在1985年3月至今年8月短短的一年之中,莫言相繼甩出了《透明的紅蘿卜》、《球狀閃電》、《紅高粱》等六部中篇,和《白狗秋千架》、《枯河》等十餘部短篇。在這一係列農村題材作品中,他堅持以冷峻嚴謹的現實主義為基調,以宏闊豐厚的民族文化為背景,糅合點染外域現代流派的多種色彩,狂放不羈地為中國農民寫意抒懷,向我們提供了一幅中國農村生活的內容豐繁駁雜,形式新穎別致的立體畫卷。--這似乎是一個不可思議的奇跡。是的,本文即試圖對這個奇跡--莫言小說藝術的“寫意”特色作粗淺探討,並順便涉及它的成因。

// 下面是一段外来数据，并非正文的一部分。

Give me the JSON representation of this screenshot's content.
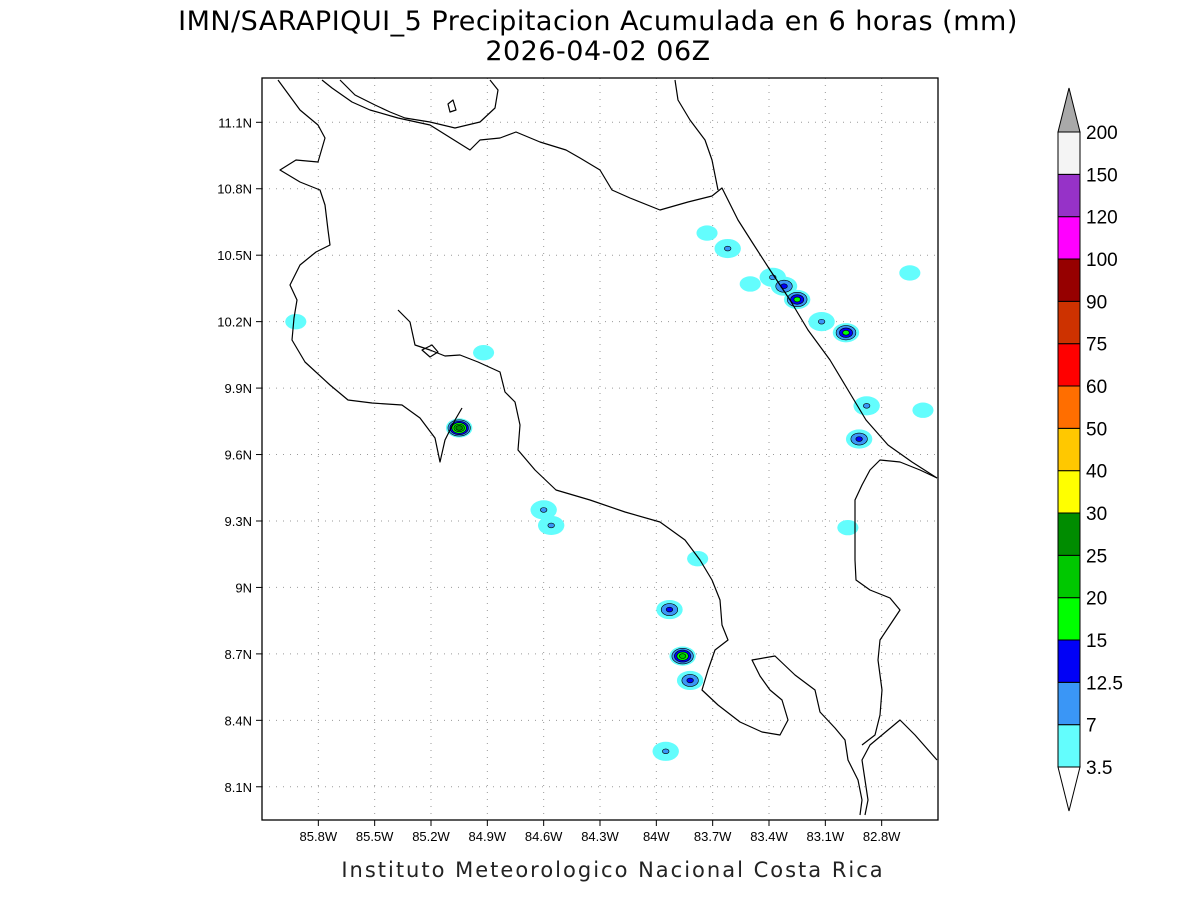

“寫意”原本是中國傳統繪事中與“工筆”對稱的一種畫法,特點是筆墨放縱,力求神似,表達作家意境。“寫意”(或曰重表現)不僅是中國繪畫的一大特色,甚至是整個中國藝術傳統的精髓,並以此顯著區別於西方“寫實”(或曰重再現)的藝術傳統。隻要將中國的突出變形傳神的佛教壁畫、雕塑,高度抽象講究氣韻風骨的書法,以簡勝繁的程式化的戲曲,崇尚意境的唐詩宋詞等,與西方的高度寫真的古希臘雕塑、文藝複興繪畫、“四堵牆”話劇等略作比較,便一目了然。隻是近代中西藝術流變相逆,似乎一方成了另一方的還原反應:中國從“寫意”走到“寫實”(如現實主義的油畫、雕塑、話劇、小說等);西方則恰恰相反,從“寫實”走到“寫意”(諸種現代派藝術多如此)。當我們注意並跟蹤了莫言的藝術實踐之後,我們欣喜地發現,他給我們提供了更為豐富典型的小說“寫意”實證。當然,莫言並非這方麵的始作俑者。在他之前,我們已從賈平凹、何立偉、阿城等人的作品中,領悟到某種“寫意”的風神和氣韻。但莫言不僅繼承和發揚了中國傳統“寫意”,而且有了發展,有了變化,它是中國古典“寫意”與西方現代“寫意”的“混血兒”,既吸收著本土養分,又承受著外域陽光。
一、天馬行空的創新精神
莫言說:“創作就是突破已有的成就、規範,解脫束縛,最大限度地去探險,去發現,去開拓疆域……”在他自己為期不長的小說實踐中,就充分表現了一種敢於“白馬非馬的邪勁兒”,愛好花樣翻新的“探索癖”。
l。手法的多樣性。
當初,莫言以朦朧而縹緲的氛圍,空靈而充實的意象,超人而殊異的感覺使《透明的紅蘿卜》贏得了一片喝彩。本來,他完全可以繼續發揮他的優長,輕車熟路地如法炮製。然而他不(盡管迄今為止,我們仍然認為那才是他真正的拿手好戲),時隔不久,卻拋出了一批與“紅蘿卜”風格迥異的新作,有傳統寫實的《白狗秋千架》,有傳奇故事的《秋水》,還放出了魔幻變奏的《球狀閃電》。小說中那個反複出現“老往雙臂上粘羽毛”,口裏不斷喊“別打我……我要飛……”的神神鬼鬼的“鳥老人”,那個從雷電中落下的一邊滾一邊還發出劈劈啪啪的炸裂聲的“黃中透綠的大火球”,以及“蟈蟈”每進考場必出現的尿迫感,和他妻子吃了兩個月蝸牛便胖得穿不進衣服等一係列荒誕不經的人物和情節,都使讀者大開眼界乃至驚奇困惑。去年年底,他冷不丁來了個“感覺”集中的《爆炸》,今年年初,《草鞋窨子》又以散文式的漫話紀錄體問世,而《紅高粱》則是傳奇故事、地域風情與超人感覺三結合的最新品種……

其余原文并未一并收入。